AKP-MHP rejimi kendi meşrebine uygun politikalar izliyor. Doğası gereği aynı politikaları izlemeye devam edecektir. Nitekim yeni yılın ilk gününde astronomik zamlar yaparak, kapitalistler sınıfının demir yumruğu olduğunu bir kez daha ispatlamıştır.

  • Kızıl Bayrak yazıları
  • |
  • Güncel
  • |
  • 08 Ocak 2022
  • 19:35

Sermaye iktidarının dümeninde bulunan AKP-MHP iktidarı, ömrünü uzatmak için kirli dolaplar çevirdikçe ülkeyi sürüklediği krizler de derinleşiyor. Bu arada gündemi de AKP şefi başta olmak üzere rejimin köşe başlarını tutanların asparagas nutukları, etrafa tehditler savurmaları, muhaliflere çamur atmaları gibi iğrençlikler işgal ediyor. Hırsızlığın, talanın, kayırmacılığın, mafyacılığın, çeteleşmenin, mallara çökmenin, acımasızlığın, zulmün, terörün, yalanın, palavranın, sahtekarlığın alasını yapanlar utanıp sıkılmadan muhaliflerine olmadık yakıştırmalar yapabiliyorlar.

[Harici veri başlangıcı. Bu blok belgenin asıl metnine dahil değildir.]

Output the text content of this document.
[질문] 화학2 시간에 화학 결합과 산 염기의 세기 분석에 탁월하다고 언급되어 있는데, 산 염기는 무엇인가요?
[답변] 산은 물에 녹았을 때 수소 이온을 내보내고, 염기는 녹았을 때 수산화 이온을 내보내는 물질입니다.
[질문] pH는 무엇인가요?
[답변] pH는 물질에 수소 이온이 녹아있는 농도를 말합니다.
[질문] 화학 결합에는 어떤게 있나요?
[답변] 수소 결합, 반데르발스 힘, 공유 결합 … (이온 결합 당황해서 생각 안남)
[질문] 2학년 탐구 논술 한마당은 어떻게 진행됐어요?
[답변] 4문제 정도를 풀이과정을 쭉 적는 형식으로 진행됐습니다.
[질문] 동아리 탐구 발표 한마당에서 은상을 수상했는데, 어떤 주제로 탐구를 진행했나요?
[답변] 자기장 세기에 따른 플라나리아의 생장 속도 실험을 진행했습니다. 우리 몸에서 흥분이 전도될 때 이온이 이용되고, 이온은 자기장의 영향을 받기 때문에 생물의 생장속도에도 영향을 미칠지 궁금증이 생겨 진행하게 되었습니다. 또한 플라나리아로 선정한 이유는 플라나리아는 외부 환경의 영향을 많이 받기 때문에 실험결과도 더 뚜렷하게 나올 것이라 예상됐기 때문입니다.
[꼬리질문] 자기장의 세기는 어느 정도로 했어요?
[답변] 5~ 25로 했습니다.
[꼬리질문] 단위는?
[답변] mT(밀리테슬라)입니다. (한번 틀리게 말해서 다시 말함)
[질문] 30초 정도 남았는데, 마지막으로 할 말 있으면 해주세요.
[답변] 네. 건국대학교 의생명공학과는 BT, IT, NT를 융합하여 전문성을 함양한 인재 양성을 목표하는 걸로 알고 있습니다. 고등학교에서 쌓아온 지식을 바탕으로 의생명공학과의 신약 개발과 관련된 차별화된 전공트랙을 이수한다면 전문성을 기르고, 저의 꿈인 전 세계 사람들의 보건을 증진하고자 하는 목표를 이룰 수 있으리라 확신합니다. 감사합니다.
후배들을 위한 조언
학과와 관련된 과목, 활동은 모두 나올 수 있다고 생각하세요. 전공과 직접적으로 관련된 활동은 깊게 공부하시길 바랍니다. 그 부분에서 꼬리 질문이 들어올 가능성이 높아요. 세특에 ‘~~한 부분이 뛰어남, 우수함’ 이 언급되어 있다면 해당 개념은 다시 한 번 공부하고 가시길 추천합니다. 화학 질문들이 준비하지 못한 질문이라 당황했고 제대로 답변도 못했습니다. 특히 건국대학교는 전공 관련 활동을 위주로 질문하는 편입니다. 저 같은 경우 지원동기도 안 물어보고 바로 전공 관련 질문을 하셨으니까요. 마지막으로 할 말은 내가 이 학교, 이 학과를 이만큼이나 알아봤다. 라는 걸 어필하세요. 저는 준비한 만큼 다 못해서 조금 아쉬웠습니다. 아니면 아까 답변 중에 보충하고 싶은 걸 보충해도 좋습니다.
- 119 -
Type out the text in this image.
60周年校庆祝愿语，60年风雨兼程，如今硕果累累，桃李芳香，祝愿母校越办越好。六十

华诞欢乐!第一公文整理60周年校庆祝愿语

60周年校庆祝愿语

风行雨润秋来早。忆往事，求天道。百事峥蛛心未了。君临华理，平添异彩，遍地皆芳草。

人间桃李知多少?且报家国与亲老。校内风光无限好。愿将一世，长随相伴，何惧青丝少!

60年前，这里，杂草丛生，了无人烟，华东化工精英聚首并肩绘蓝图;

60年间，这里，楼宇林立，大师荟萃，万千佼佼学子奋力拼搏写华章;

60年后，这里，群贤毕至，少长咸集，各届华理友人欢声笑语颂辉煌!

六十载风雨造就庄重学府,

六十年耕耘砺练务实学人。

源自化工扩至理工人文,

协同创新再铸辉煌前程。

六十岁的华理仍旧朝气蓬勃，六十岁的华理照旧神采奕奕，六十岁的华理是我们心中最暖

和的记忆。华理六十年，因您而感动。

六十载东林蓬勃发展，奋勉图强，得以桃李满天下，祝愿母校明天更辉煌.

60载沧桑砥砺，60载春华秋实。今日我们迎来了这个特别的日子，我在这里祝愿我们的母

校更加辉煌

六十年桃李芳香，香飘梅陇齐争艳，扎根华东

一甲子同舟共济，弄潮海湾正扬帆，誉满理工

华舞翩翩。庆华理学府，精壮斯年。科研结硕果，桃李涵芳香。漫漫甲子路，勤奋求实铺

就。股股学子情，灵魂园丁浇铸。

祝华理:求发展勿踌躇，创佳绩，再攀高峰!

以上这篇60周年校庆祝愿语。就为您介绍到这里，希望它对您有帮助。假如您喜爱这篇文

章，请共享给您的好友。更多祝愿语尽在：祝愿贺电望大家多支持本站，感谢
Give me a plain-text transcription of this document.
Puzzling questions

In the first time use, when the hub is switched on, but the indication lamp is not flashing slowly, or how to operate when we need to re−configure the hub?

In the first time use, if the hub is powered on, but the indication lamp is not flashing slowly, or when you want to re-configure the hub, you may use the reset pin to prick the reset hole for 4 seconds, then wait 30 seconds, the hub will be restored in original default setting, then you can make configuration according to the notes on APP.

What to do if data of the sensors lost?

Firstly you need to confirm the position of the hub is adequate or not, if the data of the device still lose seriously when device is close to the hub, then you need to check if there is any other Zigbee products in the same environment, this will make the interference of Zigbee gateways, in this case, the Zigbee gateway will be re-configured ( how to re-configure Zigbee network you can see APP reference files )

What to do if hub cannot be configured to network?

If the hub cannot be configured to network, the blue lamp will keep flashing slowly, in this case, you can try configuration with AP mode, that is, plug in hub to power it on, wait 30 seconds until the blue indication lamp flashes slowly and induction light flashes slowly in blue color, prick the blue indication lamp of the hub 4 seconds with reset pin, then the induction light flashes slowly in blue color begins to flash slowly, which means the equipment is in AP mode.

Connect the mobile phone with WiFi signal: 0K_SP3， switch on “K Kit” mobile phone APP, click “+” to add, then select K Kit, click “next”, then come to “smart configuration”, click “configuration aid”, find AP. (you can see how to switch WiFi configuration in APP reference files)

Büyük yalanları büyük olaylarmış gibi sunan dinci-faşist rejim ve saray beslemesi medya, yapay gündemleri pervasızca topluma dayatıyorlar. Milyonlarca insan işsizlik, yoksulluk, geçim sıkıntısı altında ezilirken, saraylarında sefahat süren küstahların rezil gündemleriyle taciz ediliyor toplum. Medyanın en az %95’ini borazanlar korosu gibi kullanan saray rejimi, biat etmeyenleri zorbalıkla susturmaya çalışarak, toplumun temel sorunlarının tartışılmasını engellemeye çalışıyor.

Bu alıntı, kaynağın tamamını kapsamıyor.